TAXA DE MELHORAMENTO DE PORTOS

IMPOSTO DE IMPORTAÇÃO

Em revisão editorial

SAÍDA E POSTERIOR RETORNO DE PRODUTOS DESTINADOS À DEMONSTRAÇÃO — NÃO CONFIGURAÇÃO

Recurso
Tribunal

Resumo do acórdão

- A questão foi muito tratada pelo eg. Tribunal "a quo" e adoto, como razão de decidir, as bem lançadas fundamentações constantes do irretorquível voto do ilustre Des. ACCIOLI FREIRE, cujos trechos reproduzo: "É bem verdade que o Decreto-lei nº 406, de 31-12-68, define como fato gerador do ICM, simplesmente, a "saída de mercadorias do estabelecimento comercial, industrial ou produtor", mas tal saída deve ter um conteúdo econômico ou jurídico para haver subsunção desse fato à norma jurídica.
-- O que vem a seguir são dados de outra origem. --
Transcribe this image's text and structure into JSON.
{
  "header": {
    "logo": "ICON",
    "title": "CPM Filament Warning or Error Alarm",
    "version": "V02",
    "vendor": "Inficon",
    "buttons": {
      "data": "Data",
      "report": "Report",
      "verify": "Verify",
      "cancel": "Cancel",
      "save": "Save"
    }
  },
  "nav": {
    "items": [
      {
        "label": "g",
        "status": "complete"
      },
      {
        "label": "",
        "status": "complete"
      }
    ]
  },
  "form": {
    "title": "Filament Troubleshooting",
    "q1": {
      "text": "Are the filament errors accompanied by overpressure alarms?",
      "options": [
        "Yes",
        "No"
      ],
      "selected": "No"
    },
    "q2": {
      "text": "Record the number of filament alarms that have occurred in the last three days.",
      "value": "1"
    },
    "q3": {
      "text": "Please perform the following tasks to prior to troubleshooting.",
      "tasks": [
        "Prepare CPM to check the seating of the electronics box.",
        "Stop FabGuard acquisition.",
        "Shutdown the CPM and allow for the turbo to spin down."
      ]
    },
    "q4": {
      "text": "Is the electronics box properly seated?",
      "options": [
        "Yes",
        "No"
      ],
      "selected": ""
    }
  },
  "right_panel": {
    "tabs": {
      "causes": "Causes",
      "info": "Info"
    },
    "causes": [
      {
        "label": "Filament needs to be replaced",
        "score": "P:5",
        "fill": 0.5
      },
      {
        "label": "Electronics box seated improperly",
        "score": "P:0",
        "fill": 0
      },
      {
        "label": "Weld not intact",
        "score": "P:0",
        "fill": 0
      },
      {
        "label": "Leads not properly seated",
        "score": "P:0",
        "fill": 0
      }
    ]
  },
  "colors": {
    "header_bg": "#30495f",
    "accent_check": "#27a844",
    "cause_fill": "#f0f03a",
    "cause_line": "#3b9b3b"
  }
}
Se o referido diploma legal cuida de imposto sobre "operações" relativas à circulação de mercadorias, deve-se concluir que só ocorre o fato gerador se a saída da mercadoria representar uma operação, ou seja, uma transferência que tenha efeitos de natureza econômica ou jurídica. - Ao comentar o art. 1º do sempre citado Decreto-lei, observa ALIOMAR BALEEIRO que "a saída das mercadorias para voltar ou para outro estabelecimento do dono no mesmo local não é operação, reiterando, ao estudar o motivo jurídico da saída, que "não pode ser, em nossa opinião, fato material ou físico a simples deslocação da mercadoria para fora do estabelecimento, permanecendo na propriedade e posse direta do contribuinte seja para depósito, custódia, penhor, comodato ou reparos". Se admitida interpretação contrária, diz o mestre, "até o furto da mercadoria seria fato gerador do ICM" (Direito Tributário Brasileiro, 10ª edição, Forense, 1990, págs. 219 e 223)." Ac. de 11-04-1994 Rev. do Sup. Tribunal de Justiça - Agosto de 1994 - Nº 60 - Pág. 303 EMFOR 551

Ementa

A simples saída de mercadoria integrante do ativo imobilizado do contribuinte - com o seu posterior retorno - para simples demonstração, não importa na incidência do ICM.